The whisperings of night and my agonies and infirmities all passed away, and I ignored the tears all around me, as I found myself in a state of well-being and security that I had never before experienced. I yielded myself to an infinite love, leaving my body alone in the struggle! I saw, without any anxiety, the blood in my veins resisting, my heart beating and straining, my muscles tightening and slackening, my breath deeply panting, my chest rising and falling. I felt the hands of affection lift my back and enfold me, and I saw my insides and my outside without any care or concern. Then the Messenger seemed to turn his attention from me to my body directly, to execute his mission with confidence and assurance, and a smile that did not leave his two handsome lips. And I saw the holy aura of life surrender to his will, and depart from my feet and my calves and my thighs and my belly and my chest, and the blood within them freeze and the limbs stiffen and the heart stop, until a deep sigh escaped my gaping mouth. My corpse became quiet as I sank into eternity, and the Messenger took his leave just as he came to me, without anyone’s noticing. A peculiar feeling pervaded me that I had left life behind, that I had ceased to dwell among the people of the world.
Two
The stunning sensation that I had actually died, that I no longer belonged to the realm of the living, truly overwhelmed me. I was still in my room, and the room was still as it was, so what had happened? What had changed within me? My mother and my wife were leaning over my body, when something occurred that I could not doubt, and it was the most critical thing of all. I was not surprised, and if I had been able to reply to my wife when she asked me, “Taw-ty, what do you see?” I would have said, “I am dying.” But I had lost the power of speech and of other things. I was not surprised, as I have said, when I felt the depths of Death — as the bed feels the numbing flow of sleep — completely aware of what was happening. What could not be doubted is that Death is neither painful nor terrifying, as mortals imagine.

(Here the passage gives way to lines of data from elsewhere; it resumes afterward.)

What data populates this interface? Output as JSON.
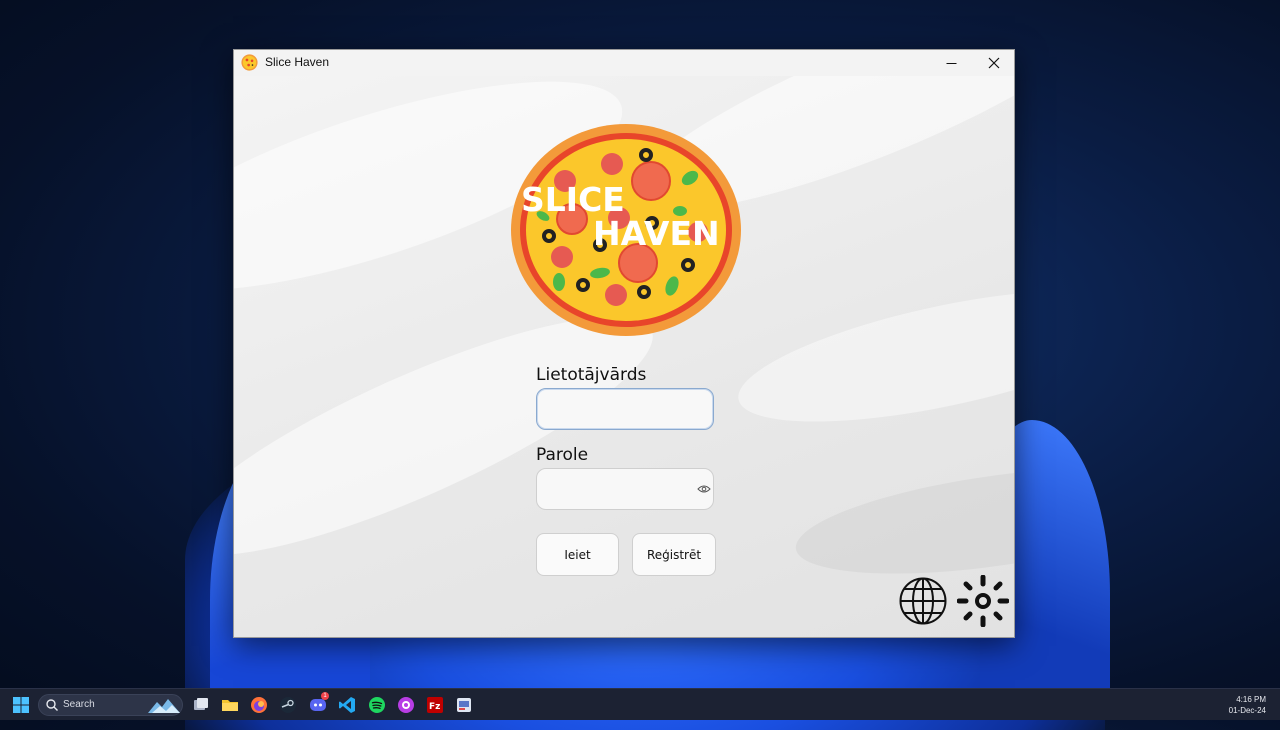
{
  "window": {
    "title": "Slice Haven",
    "minimize_symbol": "—",
    "close_symbol": "✕"
  },
  "logo": {
    "line1": "SLICE",
    "line2": "HAVEN"
  },
  "form": {
    "username_label": "Lietotājvārds",
    "username_value": "",
    "password_label": "Parole",
    "password_value": "",
    "login_button": "Ieiet",
    "register_button": "Reģistrēt"
  },
  "settings": {
    "language_icon": "globe-icon",
    "theme_icon": "sun-icon"
  },
  "taskbar": {
    "search_placeholder": "Search",
    "time": "4:16 PM",
    "date": "01-Dec-24",
    "discord_badge": "1",
    "apps": [
      "start-icon",
      "task-view-icon",
      "file-explorer-icon",
      "firefox-icon",
      "steam-icon",
      "discord-icon",
      "vscode-icon",
      "spotify-icon",
      "app-icon",
      "filezilla-icon",
      "app-icon-2"
    ]
  },
  "colors": {
    "pizza_crust": "#f39a3a",
    "pizza_sauce": "#e8452a",
    "pizza_cheese": "#fbc72b",
    "accent_focus": "#8aa9cf"
  }
}
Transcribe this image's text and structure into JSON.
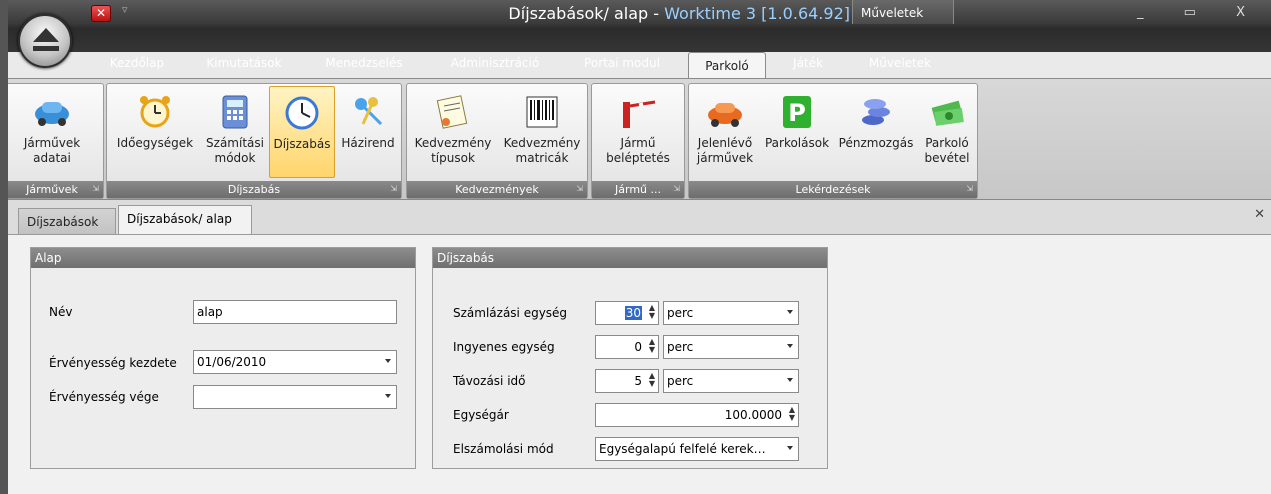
{
  "window": {
    "title_prefix": "Díjszabások/ alap - ",
    "title_app": "Worktime 3 [1.0.64.92]",
    "context_tab": "Műveletek",
    "controls": "_ ▭ X"
  },
  "qat": {
    "close_glyph": "✕",
    "arrow_glyph": "▿"
  },
  "ribbon_tabs": [
    {
      "label": "Kezdőlap"
    },
    {
      "label": "Kimutatások"
    },
    {
      "label": "Menedzselés"
    },
    {
      "label": "Adminisztráció"
    },
    {
      "label": "Portai modul"
    },
    {
      "label": "Parkoló"
    },
    {
      "label": "Játék"
    },
    {
      "label": "Műveletek"
    }
  ],
  "ribbon_groups": [
    {
      "label": "Járművek",
      "buttons": [
        {
          "label": "Járművek\nadatai",
          "icon": "car-icon"
        }
      ]
    },
    {
      "label": "Díjszabás",
      "buttons": [
        {
          "label": "Időegységek",
          "icon": "alarm-clock-icon"
        },
        {
          "label": "Számítási\nmódok",
          "icon": "calculator-icon"
        },
        {
          "label": "Díjszabás",
          "icon": "clock-icon",
          "selected": true
        },
        {
          "label": "Házirend",
          "icon": "keys-icon"
        }
      ]
    },
    {
      "label": "Kedvezmények",
      "buttons": [
        {
          "label": "Kedvezmény\ntípusok",
          "icon": "certificate-icon"
        },
        {
          "label": "Kedvezmény\nmatricák",
          "icon": "barcode-icon"
        }
      ]
    },
    {
      "label": "Jármű ...",
      "buttons": [
        {
          "label": "Jármű\nbeléptetés",
          "icon": "barrier-icon"
        }
      ]
    },
    {
      "label": "Lekérdezések",
      "buttons": [
        {
          "label": "Jelenlévő\njárművek",
          "icon": "orange-car-icon"
        },
        {
          "label": "Parkolások",
          "icon": "parking-sign-icon"
        },
        {
          "label": "Pénzmozgás",
          "icon": "coins-icon"
        },
        {
          "label": "Parkoló\nbevétel",
          "icon": "money-icon"
        }
      ]
    }
  ],
  "doc_tabs": [
    {
      "label": "Díjszabások"
    },
    {
      "label": "Díjszabások/ alap"
    }
  ],
  "alap": {
    "header": "Alap",
    "nev_label": "Név",
    "nev_value": "alap",
    "kezdete_label": "Érvényesség kezdete",
    "kezdete_value": "01/06/2010",
    "vege_label": "Érvényesség vége",
    "vege_value": ""
  },
  "dijszabas": {
    "header": "Díjszabás",
    "szamlazasi_label": "Számlázási egység",
    "szamlazasi_value": "30",
    "szamlazasi_unit": "perc",
    "ingyenes_label": "Ingyenes egység",
    "ingyenes_value": "0",
    "ingyenes_unit": "perc",
    "tavozasi_label": "Távozási idő",
    "tavozasi_value": "5",
    "tavozasi_unit": "perc",
    "egysegar_label": "Egységár",
    "egysegar_value": "100.0000",
    "elszamolasi_label": "Elszámolási mód",
    "elszamolasi_value": "Egységalapú felfelé kerek…"
  }
}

If they knew the truth about it, they would seek it out as they do well-aged wine, preferring it over all others. For it is not regret or sadness that grips the dying person. Rather, life appears as something paltry and unimportant when one intuits on the horizon that divine and joyous light. I was shackled with fetters, then they were smashed. I was trapped inside a vessel, then I was set free. I was intensely heavy on the earth, then I shed my bonds and was rid of my weight. My form was narrow, then I stretched everywhere outward without any bounds. My senses were limited, then each faculty changed utterly; I could see all and I could hear all and I could comprehend all, and I could perceive all at once what was above me and below me and around me — as if I had left my body sprawled before me to take from Creation an entirely new one. This total transformation that defies description took place in an instant. Yet, I still felt that I had not quit the room that had witnessed the happiest moments of my previous existence. It was as though I had been made custodian of my former body until it reached its final rest.